Everywhere I looked, women seemed to be brave the odds of tripping and challenged gravity on an everyday basis. Their pointed footwear didn’t deter them from hopping up and down escalators or running on Seoul’s intricate subway system. In one of those inexplainable moments, I too had a momentary lapse of reason, and for some strange reason – thought I could do the same.
“The first sign to show that you’ve been living far too long in one place, is when, you desperately try to mimic locals. It’s a camouflage that rarely works.”
Our journey (over the weekend) would take us from Seoul to Busan. The unwritten dress code for the day was ‘formal’. There was no mountain in the picture. A client meet (for Basil), perhaps a few subway stairs and a KTX train ride couldn’t have been all that bad.
Basil’s colleague doubled as our affable Korean guide for the day. As Basil and he walked ahead, I trudged slowly behind. Clearly, I had to admire the women of Seoul. Maybe, I had missed something. Basil’s colleague seemed concerned that I may not be able to walk and looked worriedly. All I could think of, were the ‘walks’ we’d been on, and hours of walking in my comfy sneakers. Why was this so difficult?

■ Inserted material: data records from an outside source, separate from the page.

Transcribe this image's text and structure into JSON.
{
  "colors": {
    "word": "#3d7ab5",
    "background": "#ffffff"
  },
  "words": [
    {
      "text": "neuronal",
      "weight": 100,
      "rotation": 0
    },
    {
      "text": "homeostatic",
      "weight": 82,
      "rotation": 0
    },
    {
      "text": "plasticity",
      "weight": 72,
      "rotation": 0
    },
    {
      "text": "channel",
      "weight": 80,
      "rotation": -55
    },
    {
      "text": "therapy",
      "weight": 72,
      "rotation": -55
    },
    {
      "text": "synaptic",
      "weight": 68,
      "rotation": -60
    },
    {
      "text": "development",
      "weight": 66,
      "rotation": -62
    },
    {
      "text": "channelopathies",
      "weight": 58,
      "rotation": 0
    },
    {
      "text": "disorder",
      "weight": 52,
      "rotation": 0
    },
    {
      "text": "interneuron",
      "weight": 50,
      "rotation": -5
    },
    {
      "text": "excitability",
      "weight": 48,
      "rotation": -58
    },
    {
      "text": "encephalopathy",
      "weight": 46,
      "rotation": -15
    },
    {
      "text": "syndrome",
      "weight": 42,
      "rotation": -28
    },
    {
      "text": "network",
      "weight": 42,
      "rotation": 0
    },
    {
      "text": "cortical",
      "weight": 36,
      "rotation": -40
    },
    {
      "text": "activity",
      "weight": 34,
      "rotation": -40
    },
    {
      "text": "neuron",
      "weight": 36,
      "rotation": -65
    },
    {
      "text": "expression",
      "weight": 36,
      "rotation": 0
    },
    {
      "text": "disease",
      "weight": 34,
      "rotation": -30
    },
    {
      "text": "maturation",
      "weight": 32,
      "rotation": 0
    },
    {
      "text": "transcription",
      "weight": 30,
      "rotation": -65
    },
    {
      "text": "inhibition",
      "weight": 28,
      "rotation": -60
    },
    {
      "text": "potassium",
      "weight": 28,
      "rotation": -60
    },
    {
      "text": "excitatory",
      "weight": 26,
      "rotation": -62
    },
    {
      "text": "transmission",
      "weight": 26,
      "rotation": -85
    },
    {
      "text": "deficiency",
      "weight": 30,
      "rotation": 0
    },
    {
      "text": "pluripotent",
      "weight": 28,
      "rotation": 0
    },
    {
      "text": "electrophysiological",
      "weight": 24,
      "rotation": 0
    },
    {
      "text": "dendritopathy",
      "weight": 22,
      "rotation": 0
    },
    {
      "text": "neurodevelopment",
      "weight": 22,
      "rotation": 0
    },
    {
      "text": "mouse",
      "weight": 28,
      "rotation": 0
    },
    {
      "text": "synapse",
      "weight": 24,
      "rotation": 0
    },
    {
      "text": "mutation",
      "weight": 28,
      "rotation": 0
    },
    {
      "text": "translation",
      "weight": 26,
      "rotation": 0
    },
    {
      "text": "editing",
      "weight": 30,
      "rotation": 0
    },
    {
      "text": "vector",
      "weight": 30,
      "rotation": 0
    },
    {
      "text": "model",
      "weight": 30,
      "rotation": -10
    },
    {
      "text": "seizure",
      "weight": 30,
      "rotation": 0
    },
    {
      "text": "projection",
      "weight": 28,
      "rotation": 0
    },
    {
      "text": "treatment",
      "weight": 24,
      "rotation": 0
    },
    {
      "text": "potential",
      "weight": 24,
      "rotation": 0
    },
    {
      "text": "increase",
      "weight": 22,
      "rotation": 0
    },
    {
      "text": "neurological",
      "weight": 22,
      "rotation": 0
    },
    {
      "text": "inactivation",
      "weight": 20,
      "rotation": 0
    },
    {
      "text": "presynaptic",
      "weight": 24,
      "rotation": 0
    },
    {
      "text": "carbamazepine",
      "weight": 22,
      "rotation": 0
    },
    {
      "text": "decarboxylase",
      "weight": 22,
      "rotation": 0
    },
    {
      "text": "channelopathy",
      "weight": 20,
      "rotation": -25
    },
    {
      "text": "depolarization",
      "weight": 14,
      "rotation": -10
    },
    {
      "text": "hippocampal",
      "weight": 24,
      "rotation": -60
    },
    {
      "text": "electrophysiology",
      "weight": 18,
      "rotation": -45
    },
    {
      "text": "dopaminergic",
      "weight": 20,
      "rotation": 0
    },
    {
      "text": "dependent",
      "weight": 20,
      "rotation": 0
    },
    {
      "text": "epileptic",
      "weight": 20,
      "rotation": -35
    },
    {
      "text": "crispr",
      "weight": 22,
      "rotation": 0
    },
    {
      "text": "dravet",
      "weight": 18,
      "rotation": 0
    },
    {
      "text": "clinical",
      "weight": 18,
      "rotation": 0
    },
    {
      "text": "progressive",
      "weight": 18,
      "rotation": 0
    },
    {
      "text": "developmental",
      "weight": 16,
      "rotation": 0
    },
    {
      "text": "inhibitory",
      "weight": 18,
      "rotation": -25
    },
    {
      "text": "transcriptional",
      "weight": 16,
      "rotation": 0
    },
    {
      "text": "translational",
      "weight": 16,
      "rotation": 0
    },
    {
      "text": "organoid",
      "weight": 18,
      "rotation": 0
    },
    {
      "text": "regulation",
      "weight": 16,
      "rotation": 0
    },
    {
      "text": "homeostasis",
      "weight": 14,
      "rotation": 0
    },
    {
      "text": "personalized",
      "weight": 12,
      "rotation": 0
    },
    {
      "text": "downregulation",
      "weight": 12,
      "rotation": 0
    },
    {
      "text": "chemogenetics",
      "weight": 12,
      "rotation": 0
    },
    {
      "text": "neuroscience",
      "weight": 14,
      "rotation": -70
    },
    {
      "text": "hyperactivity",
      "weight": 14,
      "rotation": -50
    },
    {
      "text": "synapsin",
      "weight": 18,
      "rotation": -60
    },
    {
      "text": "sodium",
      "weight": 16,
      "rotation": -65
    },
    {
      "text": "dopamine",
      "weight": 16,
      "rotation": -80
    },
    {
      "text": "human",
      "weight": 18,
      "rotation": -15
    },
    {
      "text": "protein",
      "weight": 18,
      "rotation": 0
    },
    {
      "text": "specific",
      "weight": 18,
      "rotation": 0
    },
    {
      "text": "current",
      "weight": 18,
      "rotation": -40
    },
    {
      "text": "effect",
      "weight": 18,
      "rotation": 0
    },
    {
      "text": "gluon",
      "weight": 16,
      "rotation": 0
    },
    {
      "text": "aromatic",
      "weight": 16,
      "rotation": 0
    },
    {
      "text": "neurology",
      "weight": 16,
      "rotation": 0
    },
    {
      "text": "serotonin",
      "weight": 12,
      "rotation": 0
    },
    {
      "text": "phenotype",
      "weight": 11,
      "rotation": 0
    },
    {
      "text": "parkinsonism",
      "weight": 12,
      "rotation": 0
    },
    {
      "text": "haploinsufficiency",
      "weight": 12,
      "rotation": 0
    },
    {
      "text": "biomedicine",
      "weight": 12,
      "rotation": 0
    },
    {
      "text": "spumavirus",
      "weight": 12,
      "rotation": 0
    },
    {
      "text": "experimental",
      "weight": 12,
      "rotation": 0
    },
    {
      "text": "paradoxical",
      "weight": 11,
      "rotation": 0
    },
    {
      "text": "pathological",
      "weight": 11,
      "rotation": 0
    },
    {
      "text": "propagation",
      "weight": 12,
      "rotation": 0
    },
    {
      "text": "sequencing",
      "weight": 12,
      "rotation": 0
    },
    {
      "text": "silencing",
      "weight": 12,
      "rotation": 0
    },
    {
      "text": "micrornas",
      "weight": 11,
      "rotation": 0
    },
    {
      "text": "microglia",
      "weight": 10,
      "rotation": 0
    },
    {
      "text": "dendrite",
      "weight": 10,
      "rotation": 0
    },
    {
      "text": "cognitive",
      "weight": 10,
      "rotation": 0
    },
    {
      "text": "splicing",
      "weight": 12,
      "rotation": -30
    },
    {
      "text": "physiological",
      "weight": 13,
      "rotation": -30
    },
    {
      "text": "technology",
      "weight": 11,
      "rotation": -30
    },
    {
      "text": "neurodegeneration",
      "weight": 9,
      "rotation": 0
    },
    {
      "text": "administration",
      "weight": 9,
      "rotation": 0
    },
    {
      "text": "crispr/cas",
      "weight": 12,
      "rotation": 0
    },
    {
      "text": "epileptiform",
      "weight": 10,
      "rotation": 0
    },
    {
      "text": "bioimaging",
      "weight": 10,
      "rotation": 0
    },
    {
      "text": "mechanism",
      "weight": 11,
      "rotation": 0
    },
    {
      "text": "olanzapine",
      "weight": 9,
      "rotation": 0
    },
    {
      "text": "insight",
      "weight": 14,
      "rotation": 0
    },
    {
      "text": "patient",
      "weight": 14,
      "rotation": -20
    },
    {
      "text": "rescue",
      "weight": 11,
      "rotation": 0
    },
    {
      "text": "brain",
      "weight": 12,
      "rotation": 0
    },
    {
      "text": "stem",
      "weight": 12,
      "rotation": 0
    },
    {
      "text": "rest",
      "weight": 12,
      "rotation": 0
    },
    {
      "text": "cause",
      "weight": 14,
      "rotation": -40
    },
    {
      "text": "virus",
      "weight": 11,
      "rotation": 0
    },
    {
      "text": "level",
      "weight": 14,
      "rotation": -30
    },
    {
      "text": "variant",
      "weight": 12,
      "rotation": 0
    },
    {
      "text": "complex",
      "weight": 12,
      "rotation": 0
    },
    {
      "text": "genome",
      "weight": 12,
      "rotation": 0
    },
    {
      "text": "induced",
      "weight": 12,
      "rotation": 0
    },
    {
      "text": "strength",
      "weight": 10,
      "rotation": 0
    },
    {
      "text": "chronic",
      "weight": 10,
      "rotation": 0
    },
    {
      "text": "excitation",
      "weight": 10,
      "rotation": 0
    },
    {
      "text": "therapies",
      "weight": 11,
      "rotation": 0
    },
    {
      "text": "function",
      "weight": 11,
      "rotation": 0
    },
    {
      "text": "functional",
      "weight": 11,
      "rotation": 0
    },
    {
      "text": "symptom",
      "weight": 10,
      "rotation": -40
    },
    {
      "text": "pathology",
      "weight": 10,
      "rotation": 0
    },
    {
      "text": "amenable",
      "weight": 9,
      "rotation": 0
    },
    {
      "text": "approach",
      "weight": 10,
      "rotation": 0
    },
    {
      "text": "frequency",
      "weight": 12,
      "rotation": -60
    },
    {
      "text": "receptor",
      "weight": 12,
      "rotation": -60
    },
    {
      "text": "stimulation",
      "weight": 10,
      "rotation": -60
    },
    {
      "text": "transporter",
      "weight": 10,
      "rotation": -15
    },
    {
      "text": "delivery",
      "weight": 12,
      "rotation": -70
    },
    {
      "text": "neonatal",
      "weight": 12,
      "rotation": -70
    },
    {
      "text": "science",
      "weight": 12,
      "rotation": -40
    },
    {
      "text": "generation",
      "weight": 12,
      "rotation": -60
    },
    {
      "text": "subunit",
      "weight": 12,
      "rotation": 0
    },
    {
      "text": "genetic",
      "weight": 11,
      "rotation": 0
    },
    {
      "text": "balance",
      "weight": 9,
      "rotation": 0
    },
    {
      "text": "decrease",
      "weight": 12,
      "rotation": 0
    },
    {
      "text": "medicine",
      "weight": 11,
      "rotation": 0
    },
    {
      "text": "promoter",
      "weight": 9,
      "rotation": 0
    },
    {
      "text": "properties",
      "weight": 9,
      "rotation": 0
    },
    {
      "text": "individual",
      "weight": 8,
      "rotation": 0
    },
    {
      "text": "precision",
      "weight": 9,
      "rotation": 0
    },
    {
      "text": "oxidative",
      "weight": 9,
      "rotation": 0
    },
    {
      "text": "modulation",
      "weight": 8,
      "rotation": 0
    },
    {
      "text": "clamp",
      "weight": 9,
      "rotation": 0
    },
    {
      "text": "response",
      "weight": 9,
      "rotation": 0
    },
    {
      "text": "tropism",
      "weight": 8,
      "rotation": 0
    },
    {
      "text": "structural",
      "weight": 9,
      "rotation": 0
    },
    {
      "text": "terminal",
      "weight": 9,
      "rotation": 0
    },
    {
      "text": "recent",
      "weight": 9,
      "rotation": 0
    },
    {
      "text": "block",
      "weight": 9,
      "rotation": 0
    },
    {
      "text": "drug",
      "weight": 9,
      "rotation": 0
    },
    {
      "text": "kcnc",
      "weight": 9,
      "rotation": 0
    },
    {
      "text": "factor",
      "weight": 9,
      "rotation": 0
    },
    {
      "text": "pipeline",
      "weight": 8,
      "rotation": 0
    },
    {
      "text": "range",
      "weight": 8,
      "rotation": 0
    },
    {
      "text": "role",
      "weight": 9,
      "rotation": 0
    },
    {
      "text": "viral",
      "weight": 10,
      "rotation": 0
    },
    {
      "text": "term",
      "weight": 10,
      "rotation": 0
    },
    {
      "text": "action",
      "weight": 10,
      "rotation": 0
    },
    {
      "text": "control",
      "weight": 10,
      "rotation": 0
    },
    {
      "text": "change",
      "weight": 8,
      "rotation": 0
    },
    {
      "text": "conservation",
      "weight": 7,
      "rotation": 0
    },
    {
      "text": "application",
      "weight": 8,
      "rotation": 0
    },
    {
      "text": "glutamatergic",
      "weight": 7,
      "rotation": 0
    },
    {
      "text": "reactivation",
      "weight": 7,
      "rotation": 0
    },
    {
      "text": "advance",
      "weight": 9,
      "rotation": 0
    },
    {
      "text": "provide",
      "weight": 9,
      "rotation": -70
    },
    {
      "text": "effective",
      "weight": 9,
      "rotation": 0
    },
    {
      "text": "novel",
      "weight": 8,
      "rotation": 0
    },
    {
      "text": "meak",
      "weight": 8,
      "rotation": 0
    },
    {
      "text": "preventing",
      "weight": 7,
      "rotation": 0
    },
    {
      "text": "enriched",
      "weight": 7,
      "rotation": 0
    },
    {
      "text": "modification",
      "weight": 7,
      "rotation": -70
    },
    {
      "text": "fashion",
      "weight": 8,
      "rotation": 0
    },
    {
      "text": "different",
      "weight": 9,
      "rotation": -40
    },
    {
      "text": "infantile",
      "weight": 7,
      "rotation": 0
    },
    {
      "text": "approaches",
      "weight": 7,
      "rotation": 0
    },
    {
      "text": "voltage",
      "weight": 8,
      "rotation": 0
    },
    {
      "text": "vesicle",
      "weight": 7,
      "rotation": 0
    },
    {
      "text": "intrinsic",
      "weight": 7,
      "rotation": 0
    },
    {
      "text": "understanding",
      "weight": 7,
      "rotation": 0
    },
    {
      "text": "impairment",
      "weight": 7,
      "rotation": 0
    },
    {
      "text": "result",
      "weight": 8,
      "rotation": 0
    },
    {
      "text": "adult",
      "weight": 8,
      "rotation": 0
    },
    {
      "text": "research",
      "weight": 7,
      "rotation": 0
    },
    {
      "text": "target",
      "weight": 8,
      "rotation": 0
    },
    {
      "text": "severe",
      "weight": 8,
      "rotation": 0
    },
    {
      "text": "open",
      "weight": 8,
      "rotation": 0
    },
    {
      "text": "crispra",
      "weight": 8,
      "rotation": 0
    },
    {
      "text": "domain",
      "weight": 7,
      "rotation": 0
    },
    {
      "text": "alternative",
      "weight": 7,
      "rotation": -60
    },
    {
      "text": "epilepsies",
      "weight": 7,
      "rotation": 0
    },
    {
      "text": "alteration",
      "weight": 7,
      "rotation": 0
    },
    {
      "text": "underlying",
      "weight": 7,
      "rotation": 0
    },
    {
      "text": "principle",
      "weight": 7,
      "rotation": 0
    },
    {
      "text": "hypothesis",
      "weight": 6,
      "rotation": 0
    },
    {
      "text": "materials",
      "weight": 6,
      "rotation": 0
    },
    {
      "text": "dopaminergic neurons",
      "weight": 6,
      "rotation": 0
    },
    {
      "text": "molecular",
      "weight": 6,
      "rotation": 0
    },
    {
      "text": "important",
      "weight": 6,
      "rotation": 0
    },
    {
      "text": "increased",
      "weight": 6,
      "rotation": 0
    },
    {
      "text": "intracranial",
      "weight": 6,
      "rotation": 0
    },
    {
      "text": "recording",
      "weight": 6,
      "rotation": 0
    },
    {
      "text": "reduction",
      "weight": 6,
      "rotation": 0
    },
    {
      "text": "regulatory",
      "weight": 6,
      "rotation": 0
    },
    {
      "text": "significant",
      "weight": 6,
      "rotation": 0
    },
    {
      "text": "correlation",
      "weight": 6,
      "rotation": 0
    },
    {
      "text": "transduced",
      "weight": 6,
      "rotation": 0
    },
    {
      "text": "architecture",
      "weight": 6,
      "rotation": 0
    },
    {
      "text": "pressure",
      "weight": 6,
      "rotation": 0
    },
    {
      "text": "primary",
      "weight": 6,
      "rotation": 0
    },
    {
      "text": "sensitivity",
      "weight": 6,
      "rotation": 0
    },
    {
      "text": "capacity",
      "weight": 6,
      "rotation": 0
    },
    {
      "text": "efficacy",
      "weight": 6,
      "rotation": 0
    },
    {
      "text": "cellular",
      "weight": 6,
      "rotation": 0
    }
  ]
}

After their client meet, Basil’s colleague decided that we ‘must’ see Beomeosa temple. There we were, waiting for a train, standing in the corner, and afterwards running for a bus to take us up the mountain. Despite my sore feet, I must confess, the ride to the apex of the mountain was stunning. We saw hikers huffing along the pavements, but enjoying every bit of the climb. I cursed my wedges. This would have been a wonderful route to hike. The paved road made it look simple.
Bad decisions always have a way of biting back. Wedges and mountains don’t go well together. Here we were, on the top of the mountain, in the midst of nowhere, surely there was no reason to walk anymore. One would think, the temple would lie just beyond the gate. No more walking or climbing. And that’s when, I saw a another stairway and then another. At this point, I had to remove my shoes. It was easier and although, I didn’t see anyone else doing the same, I think it is an acceptable thing to do in a Buddhist Temple.
The view from the main temple was spectacular. It was worth it. To sit there in the silence and take it all in. Forget about my shoes or how tired I was. The serenity and tranquillity of the temple seemed to drown all the noises in my head. The bad decisions that I had made for the day or my life – didn’t matter. I was grinning more broadly than the Cheshire cat.